One may wonder whether including the pandemic period may distort the results. To check this, let’s delete the 2019M01~2020M12 interest rate data.
Note: The dependent variable is the 12-month log difference of industrial production (IP), monthly gross domestic product (GDP), or coincident index (CI). Spread is the 10Y-March Treasury spread in bps, FCI is the Chicago Fed National Financial Conditions Index, and DSR is the private non-financial sector debt service ratio (in decimal format). Bold indicates statistical significance at 5% msl using Newey-West robust standard errors. Source: Author’s calculations.
Now the spread does not enter significantly in any of the specifications (although it is significant at 10% msl for the bivariate IP spread regression). In fact, the significance of the spread seems to be a product of the pandemic period. For the pre-pandemic sample, we obtain the following estimates:
Note: The dependent variable is the 12-month log difference of industrial production (IP), monthly gross domestic product (GDP), or coincident index (CI). Spread is the 10Y-March Treasury spread in bps, FCI is the Chicago Fed National Financial Conditions Index, and DSR is the private non-financial sector debt service ratio (in decimal format). Bold indicates statistical significance at 5% msl using Newey-West robust standard errors. Source: Author’s calculations.

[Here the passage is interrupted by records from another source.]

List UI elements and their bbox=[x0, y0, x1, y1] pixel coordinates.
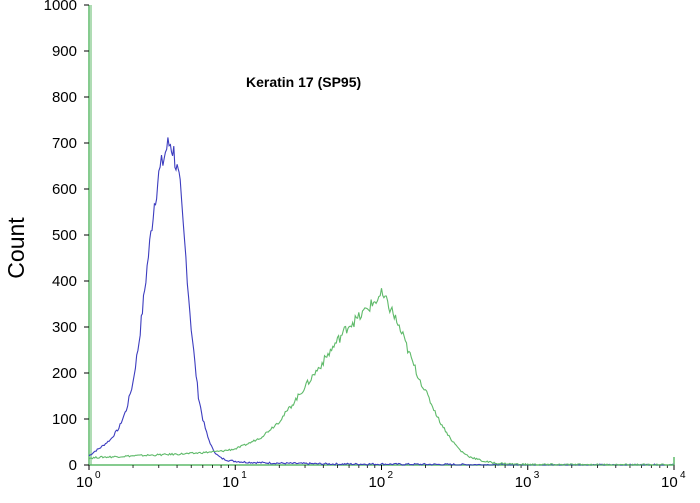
y-tick-label: 0 bbox=[69, 457, 77, 474]
x-tick-exponent: 1 bbox=[241, 470, 247, 481]
x-tick-base: 10 bbox=[76, 474, 93, 491]
y-tick-label: 1000 bbox=[44, 0, 77, 14]
y-tick-label: 500 bbox=[52, 227, 77, 244]
series-lines bbox=[88, 137, 675, 466]
chart-title: Keratin 17 (SP95) bbox=[246, 74, 361, 90]
y-tick-label: 900 bbox=[52, 43, 77, 60]
y-tick-label: 100 bbox=[52, 411, 77, 428]
y-tick-label: 600 bbox=[52, 181, 77, 198]
series-line-1 bbox=[88, 288, 675, 466]
x-tick-base: 10 bbox=[369, 474, 386, 491]
x-tick-label: 10 0 bbox=[76, 470, 101, 491]
x-tick-label: 10 1 bbox=[222, 470, 247, 491]
x-tick-base: 10 bbox=[661, 474, 678, 491]
x-tick-exponent: 4 bbox=[680, 470, 686, 481]
y-tick-label: 200 bbox=[52, 365, 77, 382]
y-tick-label: 700 bbox=[52, 135, 77, 152]
y-tick-label: 400 bbox=[52, 273, 77, 290]
y-tick-label: 300 bbox=[52, 319, 77, 336]
x-tick-base: 10 bbox=[222, 474, 239, 491]
x-tick-exponent: 3 bbox=[534, 470, 540, 481]
x-tick-exponent: 2 bbox=[388, 470, 394, 481]
y-axis-label: Count bbox=[3, 217, 29, 279]
x-tick-label: 10 3 bbox=[515, 470, 540, 491]
x-tick-base: 10 bbox=[515, 474, 532, 491]
x-tick-label: 10 4 bbox=[661, 470, 686, 491]
x-tick-exponent: 0 bbox=[95, 470, 101, 481]
x-tick-label: 10 2 bbox=[369, 470, 394, 491]
y-tick-label: 800 bbox=[52, 89, 77, 106]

It has been standard practice to use industrial production as a proxy for the broader aggregate, but this is not economically motivated, it is almost a convenience. Industrial production (mining, utilities and manufacturing) was only 13% of GDP in 2023. Therefore, to examine the impact of financial indicators on aggregate economic activity, it makes more sense to focus on GDP.
The bottom line is that the term spread predicts IP growth but does not predict overall economic activity over the past 30 years. Interestingly, Ahmed and Chin (2024)Foreign term spreads predict GDP.